Is every set metrisable? Can any set be turned into a metric space? Let $X$ be any set, let $x,y\in X$ define a metric $d:X\times X\rightarrow \mathbb{R}$ by:
$$
d(x,y) = \left\{\begin{array}{cc} 
1 & x\neq y \\
0 & x= y
\end{array}\right.
$$
Obviously $d$ is a valid metric. 
If any set can become a metric space why are they so special? Is the only interesting part of a metric space the distance function? 
EDIT
Some context:
I was trying to prove a result about metric spaces namely,

Theorem: If $X$ is a metric space with distance function $d:X\times X\rightarrow \Bbb{R}$ and $\varphi:X\rightarrow Y$ is a bijection then $Y$ is metrisable with a distance function $d'(y_1,y_2) = d(\varphi^{-1}(y_1),\varphi^{-1}(y_2))$

I remember feeling all accomplished after proving this result, but it seems rather trivial in light of this.
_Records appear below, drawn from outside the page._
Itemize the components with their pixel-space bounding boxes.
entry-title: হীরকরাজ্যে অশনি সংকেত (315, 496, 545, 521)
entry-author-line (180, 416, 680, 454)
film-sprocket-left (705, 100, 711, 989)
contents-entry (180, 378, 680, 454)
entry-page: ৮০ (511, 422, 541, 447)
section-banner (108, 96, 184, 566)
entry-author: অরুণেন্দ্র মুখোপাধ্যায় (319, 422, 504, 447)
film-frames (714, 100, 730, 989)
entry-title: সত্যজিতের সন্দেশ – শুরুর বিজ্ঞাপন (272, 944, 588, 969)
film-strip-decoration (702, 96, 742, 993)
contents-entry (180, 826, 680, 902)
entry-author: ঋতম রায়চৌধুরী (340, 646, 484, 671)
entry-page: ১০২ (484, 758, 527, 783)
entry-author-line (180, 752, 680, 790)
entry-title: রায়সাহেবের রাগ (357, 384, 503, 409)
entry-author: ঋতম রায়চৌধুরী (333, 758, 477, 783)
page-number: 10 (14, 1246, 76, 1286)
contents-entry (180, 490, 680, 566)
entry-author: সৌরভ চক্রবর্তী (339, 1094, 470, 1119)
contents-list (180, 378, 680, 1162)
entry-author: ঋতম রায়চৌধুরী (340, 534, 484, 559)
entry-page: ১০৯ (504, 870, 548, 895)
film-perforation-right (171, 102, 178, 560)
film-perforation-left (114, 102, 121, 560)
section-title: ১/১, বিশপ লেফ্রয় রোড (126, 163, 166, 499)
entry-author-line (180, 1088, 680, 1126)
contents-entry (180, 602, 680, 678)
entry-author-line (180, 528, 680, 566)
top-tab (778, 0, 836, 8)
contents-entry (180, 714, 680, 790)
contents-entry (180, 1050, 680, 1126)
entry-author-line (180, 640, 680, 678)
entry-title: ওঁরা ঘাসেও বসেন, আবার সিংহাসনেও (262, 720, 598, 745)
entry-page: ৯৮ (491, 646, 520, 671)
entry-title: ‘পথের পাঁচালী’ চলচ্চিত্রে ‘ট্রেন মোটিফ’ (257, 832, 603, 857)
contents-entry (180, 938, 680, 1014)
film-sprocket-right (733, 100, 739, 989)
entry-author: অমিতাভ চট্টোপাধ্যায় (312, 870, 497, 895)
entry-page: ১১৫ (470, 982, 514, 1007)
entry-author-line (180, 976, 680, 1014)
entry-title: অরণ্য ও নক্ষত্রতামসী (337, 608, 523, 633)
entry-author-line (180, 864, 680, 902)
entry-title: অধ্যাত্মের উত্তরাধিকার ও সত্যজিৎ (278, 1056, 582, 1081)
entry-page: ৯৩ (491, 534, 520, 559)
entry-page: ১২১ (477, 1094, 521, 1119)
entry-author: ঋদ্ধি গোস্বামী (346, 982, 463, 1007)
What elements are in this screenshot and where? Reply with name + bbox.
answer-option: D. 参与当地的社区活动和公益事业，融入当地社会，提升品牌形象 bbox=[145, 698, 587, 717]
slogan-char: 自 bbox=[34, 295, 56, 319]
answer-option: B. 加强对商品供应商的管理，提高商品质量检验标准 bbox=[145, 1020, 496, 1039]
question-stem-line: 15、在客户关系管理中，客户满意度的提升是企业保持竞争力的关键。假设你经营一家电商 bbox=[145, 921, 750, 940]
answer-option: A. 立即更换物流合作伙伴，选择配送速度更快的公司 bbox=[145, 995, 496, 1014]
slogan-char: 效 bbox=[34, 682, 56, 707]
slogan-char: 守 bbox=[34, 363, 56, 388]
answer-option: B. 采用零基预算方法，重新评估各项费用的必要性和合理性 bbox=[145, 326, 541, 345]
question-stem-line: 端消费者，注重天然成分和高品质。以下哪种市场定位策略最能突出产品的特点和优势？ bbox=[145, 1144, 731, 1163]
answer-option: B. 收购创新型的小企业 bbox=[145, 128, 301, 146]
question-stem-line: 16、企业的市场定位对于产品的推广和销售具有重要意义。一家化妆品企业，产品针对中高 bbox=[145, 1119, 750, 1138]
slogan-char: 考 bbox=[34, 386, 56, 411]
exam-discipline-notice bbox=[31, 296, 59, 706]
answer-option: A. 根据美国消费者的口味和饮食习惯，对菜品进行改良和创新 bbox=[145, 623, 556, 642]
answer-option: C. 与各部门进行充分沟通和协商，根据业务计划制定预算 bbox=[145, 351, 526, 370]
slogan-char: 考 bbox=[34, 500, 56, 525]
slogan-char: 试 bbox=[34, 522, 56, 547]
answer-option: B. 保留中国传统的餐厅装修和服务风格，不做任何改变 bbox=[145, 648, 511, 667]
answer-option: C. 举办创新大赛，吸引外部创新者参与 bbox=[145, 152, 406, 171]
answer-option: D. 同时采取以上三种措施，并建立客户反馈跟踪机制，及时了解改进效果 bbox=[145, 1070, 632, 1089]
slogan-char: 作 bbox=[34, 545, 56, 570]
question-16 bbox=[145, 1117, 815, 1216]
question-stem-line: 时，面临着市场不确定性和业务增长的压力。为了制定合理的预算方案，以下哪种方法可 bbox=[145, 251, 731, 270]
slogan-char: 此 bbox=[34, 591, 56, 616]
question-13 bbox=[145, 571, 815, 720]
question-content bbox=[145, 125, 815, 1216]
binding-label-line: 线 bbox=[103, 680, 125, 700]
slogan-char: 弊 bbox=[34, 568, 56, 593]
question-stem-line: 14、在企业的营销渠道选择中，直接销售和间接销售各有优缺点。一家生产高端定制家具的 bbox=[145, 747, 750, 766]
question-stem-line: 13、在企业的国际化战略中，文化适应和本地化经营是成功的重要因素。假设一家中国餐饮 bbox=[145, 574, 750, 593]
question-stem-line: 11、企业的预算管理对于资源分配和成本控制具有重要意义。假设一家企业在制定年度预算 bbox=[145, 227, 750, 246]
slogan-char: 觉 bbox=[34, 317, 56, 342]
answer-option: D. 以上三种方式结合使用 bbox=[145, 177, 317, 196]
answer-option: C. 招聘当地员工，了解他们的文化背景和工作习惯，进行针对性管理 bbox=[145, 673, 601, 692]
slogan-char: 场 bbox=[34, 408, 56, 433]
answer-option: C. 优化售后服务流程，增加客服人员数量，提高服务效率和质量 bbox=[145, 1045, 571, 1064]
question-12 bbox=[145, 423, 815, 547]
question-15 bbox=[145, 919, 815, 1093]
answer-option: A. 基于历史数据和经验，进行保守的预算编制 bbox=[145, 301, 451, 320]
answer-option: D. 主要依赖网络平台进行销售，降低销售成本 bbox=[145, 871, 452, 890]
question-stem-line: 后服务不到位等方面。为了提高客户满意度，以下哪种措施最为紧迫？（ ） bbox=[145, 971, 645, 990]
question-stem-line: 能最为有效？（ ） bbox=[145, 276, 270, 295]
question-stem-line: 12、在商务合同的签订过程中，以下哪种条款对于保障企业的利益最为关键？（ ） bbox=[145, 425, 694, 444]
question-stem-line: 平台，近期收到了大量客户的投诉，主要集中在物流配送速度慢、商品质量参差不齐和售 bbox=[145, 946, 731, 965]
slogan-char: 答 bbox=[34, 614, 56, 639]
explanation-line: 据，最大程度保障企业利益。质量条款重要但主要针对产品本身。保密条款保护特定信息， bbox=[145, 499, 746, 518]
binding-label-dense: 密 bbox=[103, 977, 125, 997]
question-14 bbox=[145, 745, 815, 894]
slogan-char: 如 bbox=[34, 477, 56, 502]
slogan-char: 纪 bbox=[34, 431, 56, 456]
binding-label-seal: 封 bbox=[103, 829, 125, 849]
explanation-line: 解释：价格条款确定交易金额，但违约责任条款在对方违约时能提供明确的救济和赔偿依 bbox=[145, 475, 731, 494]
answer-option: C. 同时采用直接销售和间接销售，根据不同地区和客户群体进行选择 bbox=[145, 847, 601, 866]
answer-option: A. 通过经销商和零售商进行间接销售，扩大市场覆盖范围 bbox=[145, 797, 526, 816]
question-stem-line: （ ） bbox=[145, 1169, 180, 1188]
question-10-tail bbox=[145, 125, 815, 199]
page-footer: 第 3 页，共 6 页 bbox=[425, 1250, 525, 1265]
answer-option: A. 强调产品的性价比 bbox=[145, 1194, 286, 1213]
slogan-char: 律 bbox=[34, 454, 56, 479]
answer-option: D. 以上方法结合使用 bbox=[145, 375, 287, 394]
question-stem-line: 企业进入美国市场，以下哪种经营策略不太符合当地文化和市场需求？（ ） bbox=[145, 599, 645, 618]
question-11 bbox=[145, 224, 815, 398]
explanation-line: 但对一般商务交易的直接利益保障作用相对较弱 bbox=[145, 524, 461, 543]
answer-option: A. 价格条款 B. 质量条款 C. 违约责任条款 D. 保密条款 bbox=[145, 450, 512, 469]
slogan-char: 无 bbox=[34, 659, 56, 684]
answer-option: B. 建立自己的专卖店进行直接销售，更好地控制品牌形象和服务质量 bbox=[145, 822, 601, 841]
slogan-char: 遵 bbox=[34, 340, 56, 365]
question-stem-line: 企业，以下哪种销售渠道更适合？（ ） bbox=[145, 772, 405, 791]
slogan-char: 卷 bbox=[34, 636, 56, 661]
I later found out that this is an actual result presented in some textbooks. Is there any real use for this theorem? 
 A: The metric spaces are special because the metric is special. Your question is really vague. So I cannot add much more than that. I, however, mention that the Euclidean space $\mathbf{R}^d$ is not the same metric space (not even the same topological space) as the space $\mathrm{X}$ whose "underlying set" is $\mathbf{R}^d$ and whose metric is the one you give.
ANSWER TO EDIT: The result is useful because it allows you to transport, so to speak, a metric (which you regard as given and special) from the metric space $\mathrm{X}$ onto the set $\mathrm{Y}.$
A: To answer the question if “is the interesting part of a metric space the distance function?” I would say yes, and that the interesting part of a topological space is the topology, and the interesting part of a group is the operation (rather than the underlying set).
This is because 


*

*given a set, you can often impose many different (metric space, group, etc) structures on it

*given a set with structure, you can find many different sets with the “same” (isomorphic) structures 


This is what is going on in your example. The interesting part is not that we make $X$ a metric space, but that we make it one whose metric is “the same as” $Y$, showing that the underlying set of a metric space doesn’t really matter (up to cardinality).